Uluslararası Karadeniz Günü, Karadeniz'in karşı karşıya bulunduğu sorunları yeniden gündeme getirdi. 170 milyon insanın yaşamını etkileyen dünyanın en büyük içdenizi Karadeniz, bir yandan kirliliğin olumsuz etkilerini yaşarken, bir yandan da potansiyel tehlikelerin tehdidi altında. Karadeniz Doğa Koruma Federasyonu Başkanı (KarDoğa) Kenan Kuri, Türkiye dahil Karadeniz çevresindeki ülkelerin, imzaladıkları anlaşmalara uymadıklarını açıkladı.
31 Ekim 1996'da Karadeniz'e kıyısı olan ülkelerin Çevre Bakanları, Karadeniz'in İyileştirilmesi ve Korunması için Stratejik Eylem Planı'na imza atması nedeniyle her yıl 31 Ekim günü Uluslarası Karadeniz Günü olarak kutlanıyor. Ancak, alınacak önlemler sadece anlaşma kâğıtlarında kaldı. 40 yıl önce dünyanın ekolojik yönden en zengin, balıkçılık yönünden en bereketli denizlerinden biri olan Karadeniz, günümüzde dünyanın en süratle kirletilen denizi durumuna geldi. Karadeniz havzasında yer alan 17 ülkenin, 13 başkentin, yaklaşık 170 milyon insanın atıkları Tuna, Dinyeper, Don olmak üzere nehirler kanalıyla denize boşaltılıyor.

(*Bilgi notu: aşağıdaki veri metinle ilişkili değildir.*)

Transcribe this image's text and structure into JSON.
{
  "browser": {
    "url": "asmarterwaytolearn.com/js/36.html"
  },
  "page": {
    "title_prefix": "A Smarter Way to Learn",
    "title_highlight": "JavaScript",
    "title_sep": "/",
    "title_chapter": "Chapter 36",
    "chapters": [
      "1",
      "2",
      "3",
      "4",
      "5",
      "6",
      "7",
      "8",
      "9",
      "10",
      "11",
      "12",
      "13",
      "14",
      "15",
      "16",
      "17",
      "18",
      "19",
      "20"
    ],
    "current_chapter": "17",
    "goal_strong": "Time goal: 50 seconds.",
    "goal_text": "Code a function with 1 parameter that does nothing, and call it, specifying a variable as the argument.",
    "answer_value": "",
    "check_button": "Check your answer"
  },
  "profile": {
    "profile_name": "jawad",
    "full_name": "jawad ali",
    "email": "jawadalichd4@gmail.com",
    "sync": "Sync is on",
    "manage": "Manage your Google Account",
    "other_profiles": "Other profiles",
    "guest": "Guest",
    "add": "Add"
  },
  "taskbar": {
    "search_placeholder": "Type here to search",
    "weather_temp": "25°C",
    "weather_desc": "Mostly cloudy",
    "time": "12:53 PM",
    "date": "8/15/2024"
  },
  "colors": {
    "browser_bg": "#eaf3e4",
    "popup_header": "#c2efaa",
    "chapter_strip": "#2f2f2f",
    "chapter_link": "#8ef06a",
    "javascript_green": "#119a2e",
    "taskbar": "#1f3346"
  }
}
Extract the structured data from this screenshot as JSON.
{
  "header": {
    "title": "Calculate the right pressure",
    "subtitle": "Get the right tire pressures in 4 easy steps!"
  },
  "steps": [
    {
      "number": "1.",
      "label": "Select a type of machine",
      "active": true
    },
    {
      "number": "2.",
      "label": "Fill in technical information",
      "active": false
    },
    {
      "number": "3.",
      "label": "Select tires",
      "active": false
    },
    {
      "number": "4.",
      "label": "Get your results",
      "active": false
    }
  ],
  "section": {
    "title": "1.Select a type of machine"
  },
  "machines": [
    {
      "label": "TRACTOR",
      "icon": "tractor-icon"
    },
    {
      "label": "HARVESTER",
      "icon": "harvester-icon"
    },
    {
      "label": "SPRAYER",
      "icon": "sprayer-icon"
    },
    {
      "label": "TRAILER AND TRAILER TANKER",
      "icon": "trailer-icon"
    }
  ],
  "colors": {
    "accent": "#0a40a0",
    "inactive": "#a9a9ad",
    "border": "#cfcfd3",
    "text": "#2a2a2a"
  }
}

Karadeniz'e kıyısı olan 6 ülkenin kıyılarındaki yerleşim merkezlerinde ise birkaçı hariç hiçbir arıtma ve çöp işleme tesisi bulunmuyor. Kıyılarda yaşayan toplam 10 milyon insanın evsel atıkları da doğrudan Karadeniz'e atılıyor. Gittikçe artan karasal kirliliğin yanı sıra hava kirliliği, tehlikeli madde taşımacılığı, kazalar, aşırı ve kuralsız avlanma, bazı göçmen canlı türlerinin artışı, Karadeniz ekosisteminde çöküşe ve bunun sonucu olarak da büyük ekonomik kayıplara yol açıyor. Ancak planı imzalayan ülkelerin hiçbiri anlaşmanın gereklerini yerine getirmiyor.
Kar-Doğa Genel Başkanı Kenan Kuri, ülkelerin sözlerini yerine getirmemesi ve gerekli önlemlerin alınmaması halinde Karadeniz'i karanlık günlerin beklediğini savundu. Kuri, Karadeniz ve Türk Boğazlar bölgesinin Hazar petrolleri ve Rus doğalgazının dünya pazarlarına açılmasıyla dünyanın en yoğun enerji iletim yolu durumuna gelmesi nedeniyle son derece yüksek kaza riskiyle karşı karşıya olduğuna dikkat çekerek madencilik faaliyetlerinin de Doğu Karadeniz'deki doğal yaşlı ormanları tehdit ettiğini belirtti.